Bien que le montant de l’indemnisation accordée en fin de compte ne soit pas très élevé, la décision est importante en ce qu’elle souligne la nécessité pour les entreprises privées, mais aussi pour les institutions publiques, d’agir dans le cadre de garanties appropriées pour la protection des données à caractère personnel. La décision est également utile pour souligner l’attention que l’administration devrait porter à la législation sur la protection des données personnelles, la nécessité de protéger les droits des individus contre l’administration par le biais de mécanismes judiciaires efficaces et l’importance des décisions d’indemnisation des tribunaux à cet égard. Néanmoins, la décision est intéressante dans une certaine mesure. En ouvrant un compte Facebook et en utilisant l’option « Se connecter avec Facebook » sur n’importe quel site web, le demandeur est déjà exposé à des transferts de données basés sur les conditions générales de la plateforme Facebook. Par conséquent, le transfert de données à Meta Platforms, dont il affirme qu’il a causé un préjudice moral (et le risque que les forces de sécurité et de renseignement américaines aient accès à ses données si ses allégations reflètent la vérité) se produit déjà même s’il n’accède jamais à un site web de la Commission parce qu’il est un utilisateur de cette plateforme par son propre choix.

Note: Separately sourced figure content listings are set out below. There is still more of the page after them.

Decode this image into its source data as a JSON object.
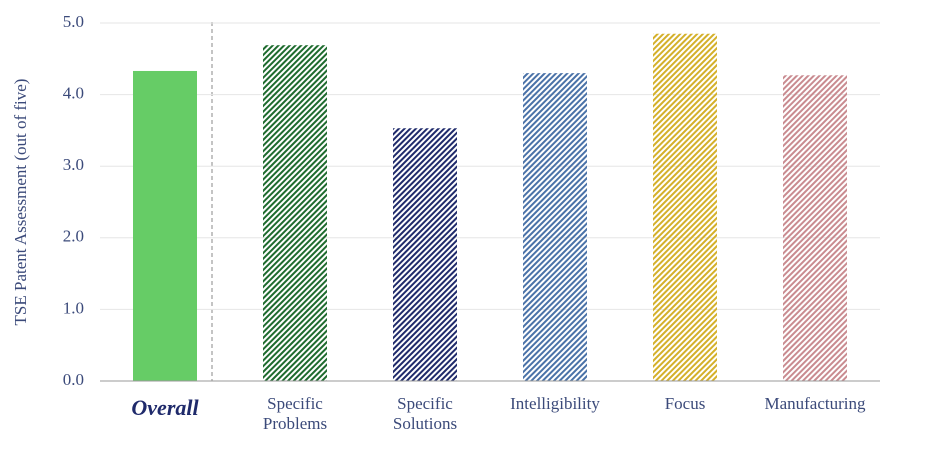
{
  "chart_data": {
    "type": "bar",
    "y_label": "TSE Patent Assessment (out of five)",
    "categories": [
      "Overall",
      "Specific Problems",
      "Specific Solutions",
      "Intelligibility",
      "Focus",
      "Manufacturing"
    ],
    "values": [
      4.33,
      4.69,
      3.53,
      4.3,
      4.85,
      4.27
    ],
    "colors": [
      "#66cc66",
      "#1e6b2e",
      "#1f2a6b",
      "#4a72a8",
      "#d4b02a",
      "#c98b90"
    ],
    "patterns": [
      "solid",
      "hatch",
      "hatch",
      "hatch",
      "hatch",
      "hatch"
    ],
    "ylim": [
      0,
      5
    ],
    "yticks": [
      {
        "value": 0,
        "label": "0.0"
      },
      {
        "value": 1,
        "label": "1.0"
      },
      {
        "value": 2,
        "label": "2.0"
      },
      {
        "value": 3,
        "label": "3.0"
      },
      {
        "value": 4,
        "label": "4.0"
      },
      {
        "value": 5,
        "label": "5.0"
      }
    ],
    "grid": true
  }
}
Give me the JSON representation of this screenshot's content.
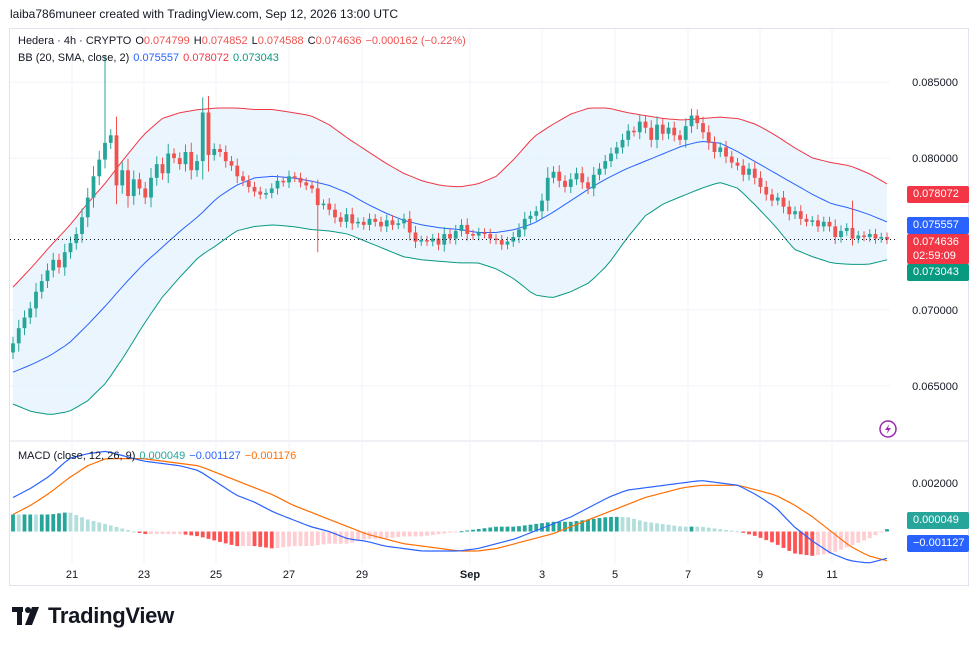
{
  "header": {
    "text": "laiba786muneer created with TradingView.com, Sep 12, 2026 13:00 UTC"
  },
  "legend": {
    "symbol": "Hedera · 4h · CRYPTO",
    "o_label": "O",
    "o_value": "0.074799",
    "h_label": "H",
    "h_value": "0.074852",
    "l_label": "L",
    "l_value": "0.074588",
    "c_label": "C",
    "c_value": "0.074636",
    "change": "−0.000162 (−0.22%)",
    "bb_label": "BB (20, SMA, close, 2)",
    "bb_basis": "0.075557",
    "bb_upper": "0.078072",
    "bb_lower": "0.073043",
    "macd_label": "MACD (close, 12, 26, 9)",
    "macd_hist": "0.000049",
    "macd_line": "−0.001127",
    "macd_signal": "−0.001176"
  },
  "price_labels": {
    "upper": "0.078072",
    "basis": "0.075557",
    "last": "0.074636",
    "countdown": "02:59:09",
    "lower": "0.073043",
    "macd_hist": "0.000049",
    "macd_line": "−0.001127"
  },
  "colors": {
    "up": "#26a69a",
    "down": "#ef5350",
    "upper_band": "#f23645",
    "basis": "#2962ff",
    "lower_band": "#089981",
    "band_fill": "#e3f2fd",
    "macd_line": "#2962ff",
    "signal_line": "#ff6d00",
    "hist_up_strong": "#26a69a",
    "hist_up_weak": "#b2dfdb",
    "hist_down_strong": "#ff5252",
    "hist_down_weak": "#ffcdd2",
    "bolt": "#9c27b0"
  },
  "chart_data": {
    "type": "candlestick",
    "title": "Hedera · 4h · CRYPTO",
    "x_ticks": [
      "21",
      "23",
      "25",
      "27",
      "29",
      "Sep",
      "3",
      "5",
      "7",
      "9",
      "11"
    ],
    "y_ticks": [
      "0.085000",
      "0.080000",
      "0.070000",
      "0.065000"
    ],
    "ylim": [
      0.0615,
      0.0885
    ],
    "macd_ticks": [
      "0.002000"
    ],
    "macd_ylim": [
      -0.0022,
      0.0036
    ],
    "closes": [
      0.0678,
      0.0688,
      0.0695,
      0.0701,
      0.0712,
      0.0719,
      0.0726,
      0.0733,
      0.0728,
      0.0738,
      0.0744,
      0.075,
      0.0761,
      0.0774,
      0.0788,
      0.0799,
      0.081,
      0.0815,
      0.0782,
      0.0792,
      0.0775,
      0.0786,
      0.078,
      0.0774,
      0.0787,
      0.0796,
      0.079,
      0.0803,
      0.08,
      0.0796,
      0.0804,
      0.0792,
      0.0798,
      0.083,
      0.0802,
      0.0806,
      0.0804,
      0.0798,
      0.0795,
      0.0788,
      0.0785,
      0.0781,
      0.0778,
      0.0776,
      0.0777,
      0.078,
      0.0785,
      0.0784,
      0.0788,
      0.0787,
      0.0784,
      0.0782,
      0.078,
      0.0769,
      0.077,
      0.0766,
      0.0761,
      0.0758,
      0.0763,
      0.0757,
      0.0758,
      0.0756,
      0.076,
      0.0758,
      0.0755,
      0.0759,
      0.0756,
      0.0757,
      0.076,
      0.0751,
      0.0745,
      0.0746,
      0.0745,
      0.0747,
      0.0743,
      0.075,
      0.0747,
      0.0752,
      0.0756,
      0.075,
      0.0749,
      0.0751,
      0.075,
      0.0747,
      0.0746,
      0.0743,
      0.0745,
      0.0748,
      0.0753,
      0.076,
      0.0762,
      0.0765,
      0.0772,
      0.0787,
      0.0791,
      0.0785,
      0.0781,
      0.0786,
      0.079,
      0.0784,
      0.078,
      0.0789,
      0.0793,
      0.0798,
      0.0803,
      0.0807,
      0.0812,
      0.0818,
      0.0817,
      0.0824,
      0.082,
      0.0812,
      0.0822,
      0.0816,
      0.082,
      0.0815,
      0.0812,
      0.0821,
      0.0828,
      0.0823,
      0.0817,
      0.081,
      0.0804,
      0.0807,
      0.0801,
      0.0797,
      0.0795,
      0.0789,
      0.0793,
      0.0787,
      0.0781,
      0.0776,
      0.0772,
      0.0774,
      0.0768,
      0.0763,
      0.0765,
      0.076,
      0.0758,
      0.0759,
      0.0755,
      0.0758,
      0.0755,
      0.0748,
      0.0752,
      0.0754,
      0.0747,
      0.0749,
      0.0748,
      0.075,
      0.0747,
      0.0748,
      0.074636
    ],
    "upper_band": [
      0.0715,
      0.0728,
      0.0742,
      0.0755,
      0.077,
      0.0784,
      0.08,
      0.0815,
      0.0826,
      0.083,
      0.0832,
      0.0833,
      0.0833,
      0.0832,
      0.0832,
      0.083,
      0.0828,
      0.0822,
      0.0813,
      0.0805,
      0.0797,
      0.079,
      0.0785,
      0.0782,
      0.0781,
      0.0783,
      0.0788,
      0.08,
      0.0814,
      0.0822,
      0.0829,
      0.0833,
      0.0833,
      0.083,
      0.0828,
      0.0826,
      0.0825,
      0.0826,
      0.0827,
      0.0826,
      0.0822,
      0.0815,
      0.0807,
      0.08,
      0.0797,
      0.0795,
      0.079,
      0.0783
    ],
    "basis": [
      0.0659,
      0.0664,
      0.067,
      0.0678,
      0.069,
      0.0703,
      0.0717,
      0.073,
      0.0741,
      0.0752,
      0.0762,
      0.0774,
      0.0782,
      0.0787,
      0.0788,
      0.0787,
      0.0785,
      0.0782,
      0.0777,
      0.077,
      0.0764,
      0.0759,
      0.0756,
      0.0754,
      0.0753,
      0.0751,
      0.0751,
      0.0753,
      0.0757,
      0.0764,
      0.0772,
      0.078,
      0.0787,
      0.0793,
      0.0798,
      0.0803,
      0.0808,
      0.0811,
      0.081,
      0.0804,
      0.0797,
      0.079,
      0.0783,
      0.0776,
      0.077,
      0.0767,
      0.0763,
      0.0758
    ],
    "lower_band": [
      0.0638,
      0.0633,
      0.0631,
      0.0633,
      0.064,
      0.0652,
      0.067,
      0.069,
      0.0708,
      0.0722,
      0.0735,
      0.0743,
      0.0752,
      0.0755,
      0.0756,
      0.0755,
      0.0753,
      0.0752,
      0.075,
      0.0745,
      0.074,
      0.0735,
      0.0733,
      0.0732,
      0.0731,
      0.0731,
      0.0727,
      0.072,
      0.071,
      0.0708,
      0.0712,
      0.0718,
      0.073,
      0.0747,
      0.0762,
      0.077,
      0.0775,
      0.078,
      0.0784,
      0.078,
      0.0768,
      0.0755,
      0.074,
      0.0735,
      0.0731,
      0.073,
      0.073,
      0.0733
    ],
    "macd_line": [
      0.0014,
      0.0018,
      0.0023,
      0.003,
      0.0032,
      0.0033,
      0.0031,
      0.0029,
      0.0028,
      0.0027,
      0.0025,
      0.002,
      0.0015,
      0.0012,
      0.0008,
      0.0005,
      0.0002,
      0.0,
      -0.0003,
      -0.0004,
      -0.0006,
      -0.0007,
      -0.0008,
      -0.0008,
      -0.0008,
      -0.0007,
      -0.0005,
      -0.0003,
      0.0,
      0.0003,
      0.0006,
      0.001,
      0.0014,
      0.0017,
      0.0018,
      0.0019,
      0.002,
      0.0021,
      0.002,
      0.0019,
      0.0015,
      0.001,
      0.0002,
      -0.0004,
      -0.0009,
      -0.0012,
      -0.0013,
      -0.0011
    ],
    "signal_line": [
      0.0007,
      0.0011,
      0.0016,
      0.0022,
      0.0027,
      0.003,
      0.003,
      0.003,
      0.0029,
      0.0028,
      0.0027,
      0.0024,
      0.0021,
      0.0018,
      0.0015,
      0.0011,
      0.0008,
      0.0005,
      0.0002,
      -0.0001,
      -0.0003,
      -0.0005,
      -0.0006,
      -0.0007,
      -0.0008,
      -0.0008,
      -0.0007,
      -0.0005,
      -0.0003,
      -0.0001,
      0.0002,
      0.0005,
      0.0008,
      0.0011,
      0.0014,
      0.0016,
      0.0018,
      0.0019,
      0.0019,
      0.0019,
      0.0017,
      0.0015,
      0.0011,
      0.0006,
      0.0,
      -0.0006,
      -0.001,
      -0.0012
    ],
    "histogram_note": "histogram = macd_line − signal_line"
  }
}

Le droit turc prévoit également l’indemnisation des dommages si les données personnelles ne sont pas protégées conformément à la loi n° 6698 sur la protection des données personnelles et à d’autres dispositions générales. En conséquence, étant donné la relation étroite entre la protection des données à caractère personnel et la protection des droits de la personne, il est possible de réclamer des dommages-intérêts non matériels lorsqu’il existe un lien de causalité. Toutefois, ces demandes ne sont pas courantes à l’heure actuelle, en particulier dans les procédures administratives, et ne trouvent pas d’écho auprès du public. Cela peut s’expliquer par la longue durée des procédures judiciaires et le faible montant des dommages-intérêts moraux qui peuvent être obtenus à la fin de la procédure.